The most common platform for an HTTPS server is Apache + modssl. Getting HTTP/2 support into Apache involves installing modhttp2. No way of getting around that necessity. But your proposal would require a new version of OpenSSL to be installed. That makes the administrator depend on the release schedule of OpenSSL. That’s a problem.


> On Nov 6, 2014, at 9:50 AM, Dave Garrett <> wrote:
> For clients wanting to attempt a fallback, yes, this might not be a perfect solution. It is, 
> however, far better than the current state. Ciphers would not have to be assessed and implementation 
> of the restrictions would be far more simple and clear. Moving the painpoint, as you say, would be a 
> notable improvement. One simple check vs. a handful of possibly complex checks.
> At this point, Greg Wilkins' proposal looks to be the best available option getting any discussion:
> An HTTP/2 handshake would not be able to include any legacy ciphers, and if this fails then the 
> client could then fallback and retry with HTTP/1.1 instead. It gets a more robust handshake in 
> exchange for a slightly slower fallback if the server does not support any modern ciphers. I should 
> note that this is already something Mozilla is implementing with respect to RC4. The plan is to do 
> the initial handshake without RC4 and only offer it as a possibility if the more ideal cipher set is 
> rejected. (fallback order becomes: 1.2-RC4, 1.2+RC4, 1.1+RC4, 1.0+RC4)
> Dave
> On Thursday, November 06, 2014 02:21:02 am Yoav Nir wrote:
>> Hi, Dave
>> I believe that ultimately this does not solve the issue raised about 9.2.2
>> on the httpbis list.
>> The issue there was that a client would propose AES-CBC and AES-GCM
>> (forgive me for shortening the grouping suites) with “h1” and “h2”, and
>> then it’s up to the server to know that the AES-CBC and “h2” combination
>> is prohibited by the HTTP/2 spec. This could be done either by the HTTP
>> layer checking on the TLS layer, or by adding callbacks and APIs for the
>> HTTP layer to make the choice of ciphersuite for the TLS layer, or by
>> incorporating some HTTP/2 specifications into the TLS layer. People
>> claimed that this was either ugly or hard to implement.

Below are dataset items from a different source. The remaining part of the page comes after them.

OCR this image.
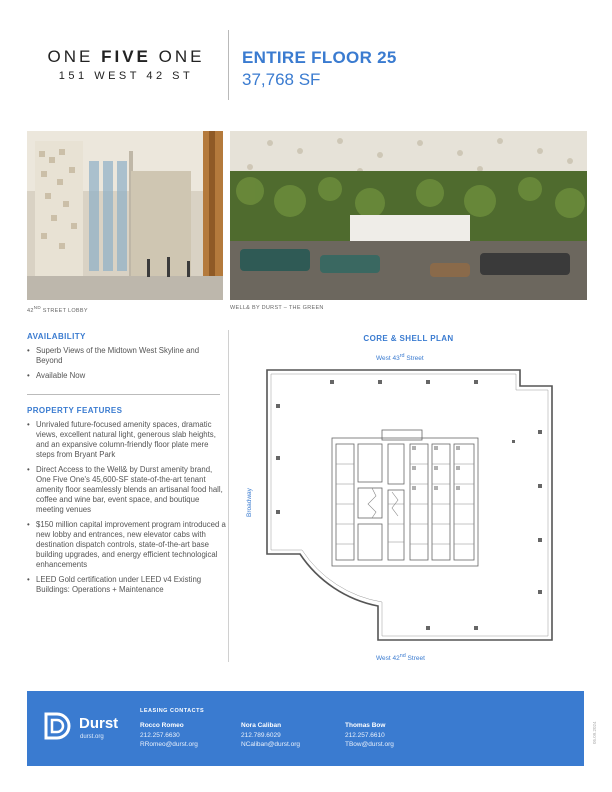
ONE FIVE ONE
151 WEST 42 ST
ENTIRE FLOOR 25
37,768 SF
42ND STREET LOBBY	WELL& BY DURST – THE GREEN
AVAILABILITY
• Superb Views of the Midtown West Skyline and Beyond
• Available Now
PROPERTY FEATURES
• Unrivaled future-focused amenity spaces, dramatic views, excellent natural light, generous slab heights, and an expansive column-friendly floor plate mere steps from Bryant Park
• Direct Access to the Well& by Durst amenity brand, One Five One's 45,600-SF state-of-the-art tenant amenity floor seamlessly blends an artisanal food hall, coffee and wine bar, event space, and boutique meeting venues
• $150 million capital improvement program introduced a new lobby and entrances, new elevator cabs with destination dispatch controls, state-of-the-art base building upgrades, and energy efficient technological enhancements
• LEED Gold certification under LEED v4 Existing Buildings: Operations + Maintenance
CORE & SHELL PLAN
West 43rd Street
West 42nd Street
Broadway
Durst
durst.org
LEASING CONTACTS
Rocco Romeo
212.257.6630
RRomeo@durst.org
Nora Caliban
212.789.6029
NCaliban@durst.org
Thomas Bow
212.257.6610
TBow@durst.org
05.09.2024
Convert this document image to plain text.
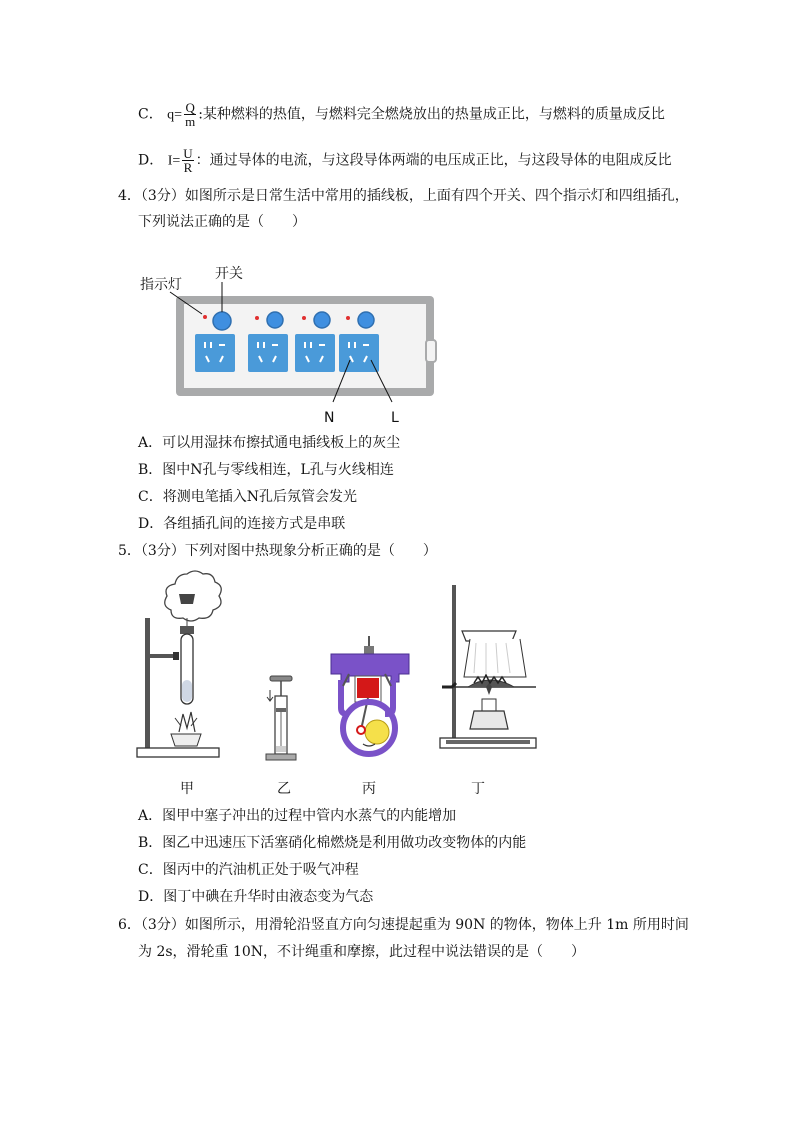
C． $q= \frac{Q}{m}$ :某种燃料的热值，与燃料完全燃烧放出的热量成正比，与燃料的质量成反比
D． $I= \frac{U}{R}$ ：通过导体的电流，与这段导体两端的电压成正比，与这段导体的电阻成反比
4．（3分）如图所示是日常生活中常用的插线板，上面有四个开关、四个指示灯和四组插孔，
下列说法正确的是（　　）
指示灯
开关
N	L
A．可以用湿抹布擦拭通电插线板上的灰尘
B．图中N孔与零线相连，L孔与火线相连
C．将测电笔插入N孔后氖管会发光
D．各组插孔间的连接方式是串联
5．（3分）下列对图中热现象分析正确的是（　　）
甲	乙	丙	丁
A．图甲中塞子冲出的过程中管内水蒸气的内能增加
B．图乙中迅速压下活塞硝化棉燃烧是利用做功改变物体的内能
C．图丙中的汽油机正处于吸气冲程
D．图丁中碘在升华时由液态变为气态
6．（3分）如图所示，用滑轮沿竖直方向匀速提起重为 90N 的物体，物体上升 1m 所用时间
为 2s，滑轮重 10N，不计绳重和摩擦，此过程中说法错误的是（　　）
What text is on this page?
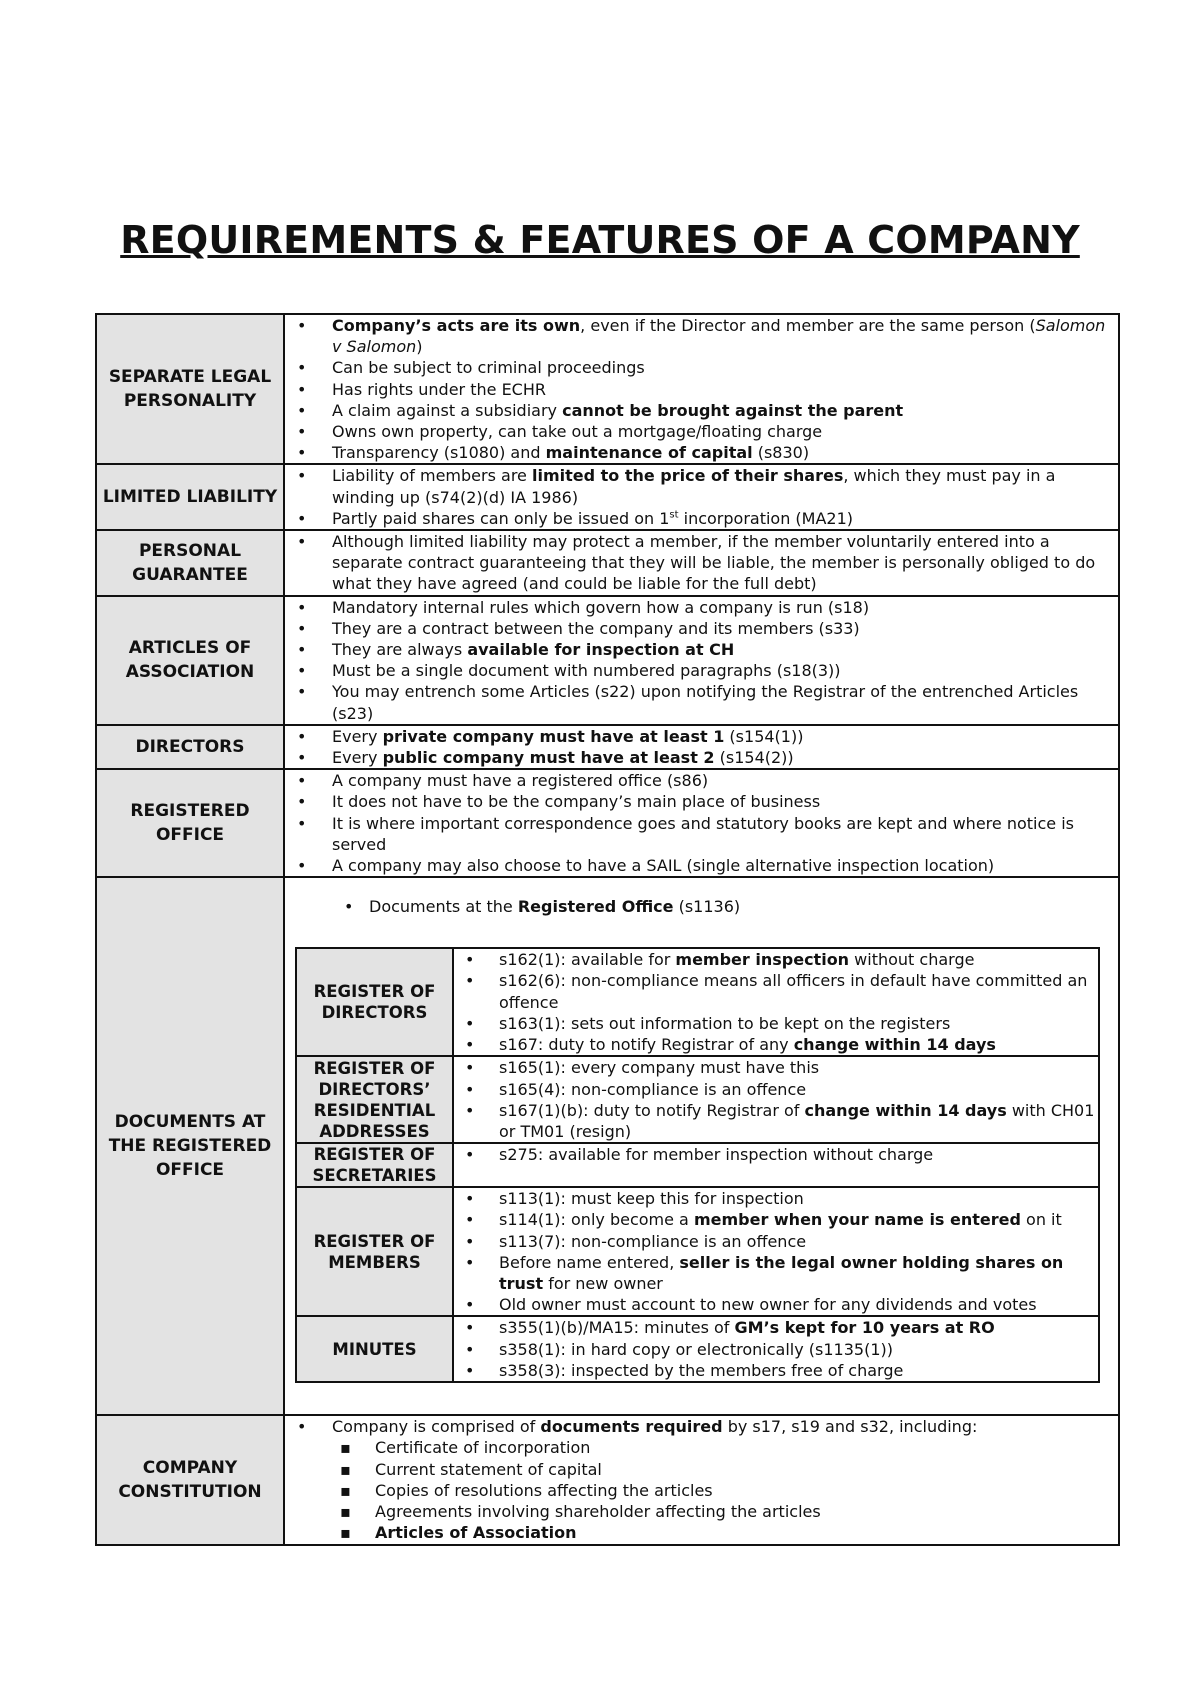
REQUIREMENTS & FEATURES OF A COMPANY
SEPARATE LEGAL PERSONALITY	
• Company’s acts are its own, even if the Director and member are the same person (Salomon v Salomon)
• Can be subject to criminal proceedings
• Has rights under the ECHR
• A claim against a subsidiary cannot be brought against the parent
• Owns own property, can take out a mortgage/floating charge
• Transparency (s1080) and maintenance of capital (s830)

LIMITED LIABILITY	
• Liability of members are limited to the price of their shares, which they must pay in a winding up (s74(2)(d) IA 1986)
• Partly paid shares can only be issued on 1st incorporation (MA21)

PERSONAL GUARANTEE	
• Although limited liability may protect a member, if the member voluntarily entered into a separate contract guaranteeing that they will be liable, the member is personally obliged to do what they have agreed (and could be liable for the full debt)

ARTICLES OF ASSOCIATION	
• Mandatory internal rules which govern how a company is run (s18)
• They are a contract between the company and its members (s33)
• They are always available for inspection at CH
• Must be a single document with numbered paragraphs (s18(3))
• You may entrench some Articles (s22) upon notifying the Registrar of the entrenched Articles (s23)

DIRECTORS	
• Every private company must have at least 1 (s154(1))
• Every public company must have at least 2 (s154(2))

REGISTERED OFFICE	
• A company must have a registered office (s86)
• It does not have to be the company’s main place of business
• It is where important correspondence goes and statutory books are kept and where notice is served
• A company may also choose to have a SAIL (single alternative inspection location)

DOCUMENTS AT THE REGISTERED OFFICE	
• Documents at the Registered Office (s1136)
REGISTER OF DIRECTORS	
• s162(1): available for member inspection without charge
• s162(6): non-compliance means all officers in default have committed an offence
• s163(1): sets out information to be kept on the registers
• s167: duty to notify Registrar of any change within 14 days

REGISTER OF DIRECTORS’ RESIDENTIAL ADDRESSES	
• s165(1): every company must have this
• s165(4): non-compliance is an offence
• s167(1)(b): duty to notify Registrar of change within 14 days with CH01 or TM01 (resign)

REGISTER OF SECRETARIES	
• s275: available for member inspection without charge

REGISTER OF MEMBERS	
• s113(1): must keep this for inspection
• s114(1): only become a member when your name is entered on it
• s113(7): non-compliance is an offence
• Before name entered, seller is the legal owner holding shares on trust for new owner
• Old owner must account to new owner for any dividends and votes

MINUTES	
• s355(1)(b)/MA15: minutes of GM’s kept for 10 years at RO
• s358(1): in hard copy or electronically (s1135(1))
• s358(3): inspected by the members free of charge

COMPANY CONSTITUTION	
• Company is comprised of documents required by s17, s19 and s32, including:
▪ Certificate of incorporation
▪ Current statement of capital
▪ Copies of resolutions affecting the articles
▪ Agreements involving shareholder affecting the articles
▪ Articles of Association
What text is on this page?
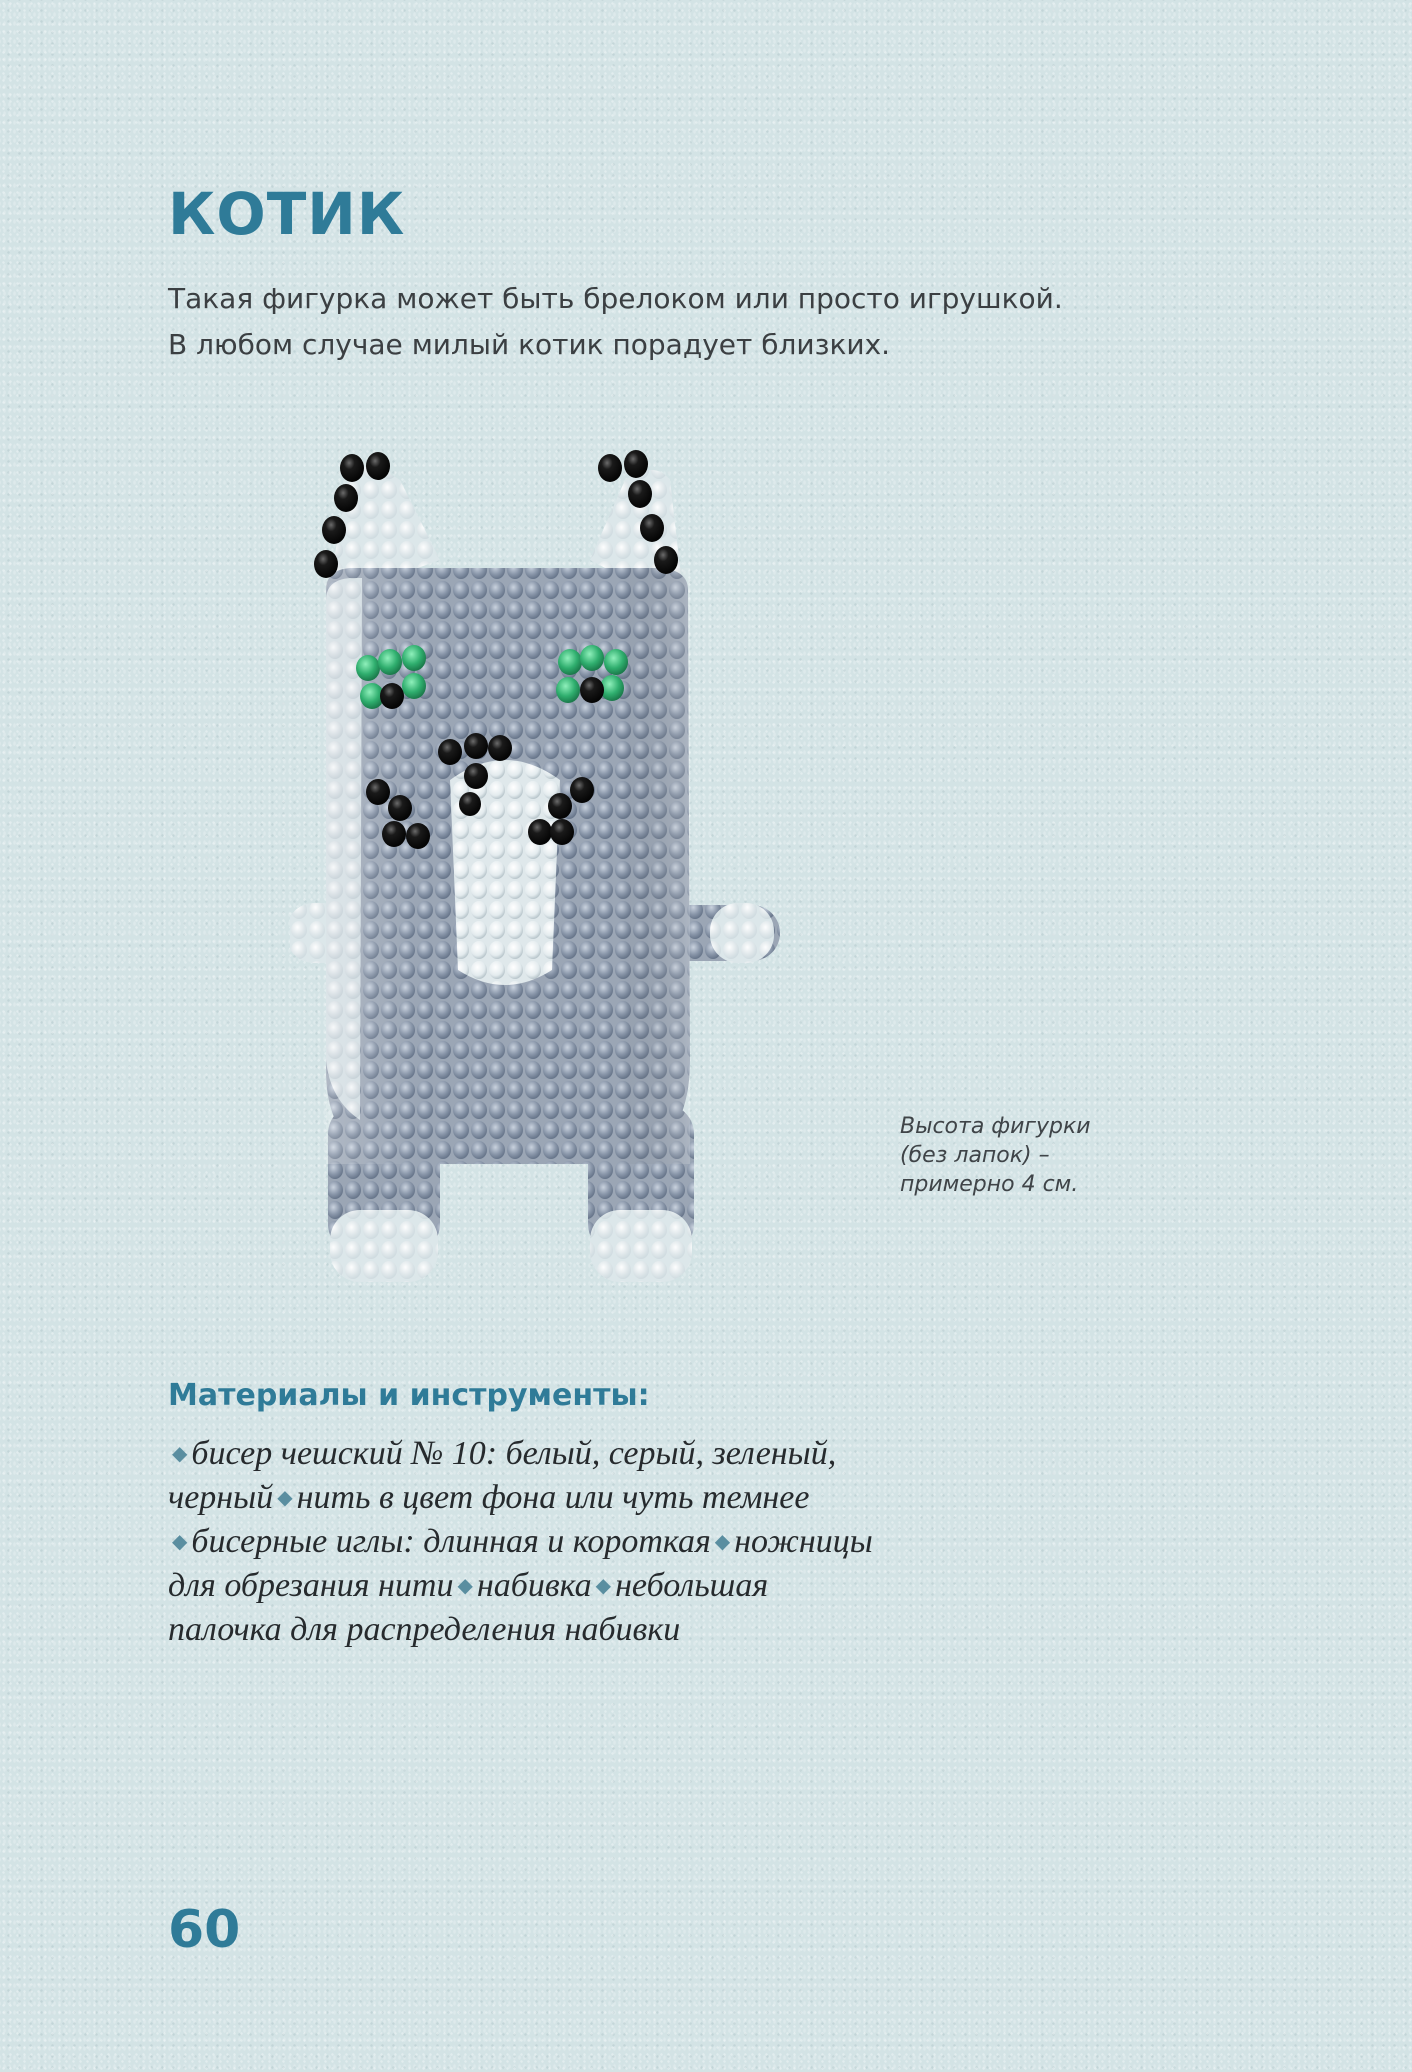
КОТИК

Такая фигурка может быть брелоком или просто игрушкой.
В любом случае милый котик порадует близких.

Высота фигурки
(без лапок) –
примерно 4 см.

Материалы и инструменты:
◆ бисер чешский № 10: белый, серый, зеленый,
черный ◆ нить в цвет фона или чуть темнее
◆ бисерные иглы: длинная и короткая ◆ ножницы
для обрезания нити ◆ набивка ◆ небольшая
палочка для распределения набивки
60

>> The issue does not go away with your proposal. The reason servers support
>> “h1” at all is to support legacy clients, and the reason clients propose
>> “h1” and non-AEAD ciphersuites at all is to support legacy servers. What
>> your proposal does is move the pain point from ciphersuite selection to
>> version selection. A client would still propose TLS 1.0, TLS 1.1, TLS 1.2,
>> and if it’s updated, TLS 1.3. A server would still have to know that the
>> “h2” and TLS 1.2 combination is invalid, and the complexity remains.
>> It’s true that the current requirement in HTTP/2 has this issue anyway, as
>> it prohibits TLS versions under TLS 1.2, but I’m in the “rip out 9.2.2 and
>> live with whatever the TLS layer negotiates” camp.